The term “birther” was coined to describe racist conspiracy theories about Barack Obama, the first Black US president, which Trump seized on as he established a presence on the political far right.

In 2016, as he ran for president himself, Trump also attempted to raise doubts about Ted Cruz, the Texas senator who was then his chief rival.

Obama’s father was Kenyan and his mother American. He was born in Hawaii. Cruz’s father was Cuban and his mother American. He was born in Canada and moved to Texas when young.

The 14th amendment to the US constitution – the same text under which Colorado and Maine now seek to remove Trump from the ballot for inciting an insurrection – says “all persons born or naturalised in the United States” are citizens. It was introduced after the civil war, conferring citizenship on people once enslaved. The constitution requires that a presidential candidate must be a resident for 14 years, at least 35 years old, and a “natural-born citizen”.

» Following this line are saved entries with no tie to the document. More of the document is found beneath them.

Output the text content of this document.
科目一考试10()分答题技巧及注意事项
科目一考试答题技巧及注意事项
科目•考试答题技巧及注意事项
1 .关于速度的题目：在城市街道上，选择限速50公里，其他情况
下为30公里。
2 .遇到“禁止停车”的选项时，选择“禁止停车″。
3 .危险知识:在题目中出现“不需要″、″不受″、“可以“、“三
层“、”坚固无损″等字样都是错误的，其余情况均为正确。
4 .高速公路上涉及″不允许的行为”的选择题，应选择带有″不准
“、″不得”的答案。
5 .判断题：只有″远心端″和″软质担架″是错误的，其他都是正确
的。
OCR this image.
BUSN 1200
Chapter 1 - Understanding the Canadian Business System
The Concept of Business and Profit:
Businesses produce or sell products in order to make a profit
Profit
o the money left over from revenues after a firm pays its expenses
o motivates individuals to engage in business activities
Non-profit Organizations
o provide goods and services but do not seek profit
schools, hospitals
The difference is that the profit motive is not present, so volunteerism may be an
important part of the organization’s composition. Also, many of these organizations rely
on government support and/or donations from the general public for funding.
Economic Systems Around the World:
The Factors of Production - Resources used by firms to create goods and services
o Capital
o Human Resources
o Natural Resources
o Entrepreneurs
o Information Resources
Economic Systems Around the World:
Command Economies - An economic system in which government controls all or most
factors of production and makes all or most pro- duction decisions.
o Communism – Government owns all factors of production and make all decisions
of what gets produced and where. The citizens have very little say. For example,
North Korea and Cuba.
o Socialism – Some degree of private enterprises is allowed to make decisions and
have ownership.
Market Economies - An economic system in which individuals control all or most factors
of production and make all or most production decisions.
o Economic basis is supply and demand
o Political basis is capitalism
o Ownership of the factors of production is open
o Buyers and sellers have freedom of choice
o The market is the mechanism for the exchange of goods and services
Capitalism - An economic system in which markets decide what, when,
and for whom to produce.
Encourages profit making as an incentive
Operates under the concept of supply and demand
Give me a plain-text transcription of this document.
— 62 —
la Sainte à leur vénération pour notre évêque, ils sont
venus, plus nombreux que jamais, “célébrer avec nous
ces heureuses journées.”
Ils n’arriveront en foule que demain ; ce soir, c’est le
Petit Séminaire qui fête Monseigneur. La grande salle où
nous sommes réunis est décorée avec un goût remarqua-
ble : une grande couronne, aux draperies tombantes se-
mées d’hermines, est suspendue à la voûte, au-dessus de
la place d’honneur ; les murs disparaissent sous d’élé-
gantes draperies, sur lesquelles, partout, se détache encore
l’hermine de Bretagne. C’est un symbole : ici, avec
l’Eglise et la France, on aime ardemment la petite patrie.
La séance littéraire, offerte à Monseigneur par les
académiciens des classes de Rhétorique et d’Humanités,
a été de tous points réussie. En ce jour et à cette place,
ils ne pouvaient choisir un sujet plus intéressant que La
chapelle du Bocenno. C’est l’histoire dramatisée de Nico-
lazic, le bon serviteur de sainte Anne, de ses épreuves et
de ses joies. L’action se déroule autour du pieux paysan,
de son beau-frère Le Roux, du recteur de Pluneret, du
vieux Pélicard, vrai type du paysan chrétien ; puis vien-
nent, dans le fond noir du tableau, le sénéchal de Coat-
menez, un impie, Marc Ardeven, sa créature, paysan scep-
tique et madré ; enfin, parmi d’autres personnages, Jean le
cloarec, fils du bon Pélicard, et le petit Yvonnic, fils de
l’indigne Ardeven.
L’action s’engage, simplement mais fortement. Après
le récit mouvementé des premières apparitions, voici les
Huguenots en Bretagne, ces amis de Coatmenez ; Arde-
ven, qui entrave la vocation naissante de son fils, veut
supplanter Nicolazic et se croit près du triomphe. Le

As described in Haley’s autobiography, her parents “were born in the Punjab region of India”. Haley was born in Bamberg, South Carolina, in 1972, a US citizen at birth. Her father became a US citizen in 1978, her mother in 2003. Haley was governor of her home state from 2011 to 2017, then ambassador to the United Nations when Trump was president.

In the race for the Republican nomination, Haley has surged in polling. She has done particularly well in New Hampshire, cutting Trump’s lead to single digits. Trump still dominates in Iowa, the first state to vote next week.

On Tuesday, Trump re-posted to his Truth Social platform a post from the Gateway Pundit, a far-right site, which cited Paul Ingrassia, a New York Young Republican and “constitutional scholar”, as saying Haley was disqualified.

In his own post, Ingrassia cited “great investigative work by Laura Loomer, who uncovered that neither one of Haley’s parents were US citizens when she was born in 1972”. Loomer, a far-right, Islamophobic, white-supremacist Florida activist who has run unsuccessfully for Congress, is an ardent Trump supporter.

Experts agree Haley is qualified to be president, simply because she was born on US soil. Campaigning on a virulently anti-immigrant platform, Trump has promised to end birthright citizenship for the children of undocumented migrants.

His post about Haley was condemned across the US media – and the political spectrum.

Charles Gasparino, a Fox Business correspondent, said: “The problem with Donald is that he goes disgustingly low and not just against real enemies.”

John Avlon, a CNN political analyst, said: “Trump’s lies are cut and paste: now he’s going birther on Nikki Haley – after trying the same attack on Obama, Harris and Cruz.”

Kamala Harris, the first woman and woman of colour to be vice-president, was born in Oakland, California, in 1964, to parents from India and Jamaica. Trump sought to cast doubt on her eligibility for office during the 2020 election.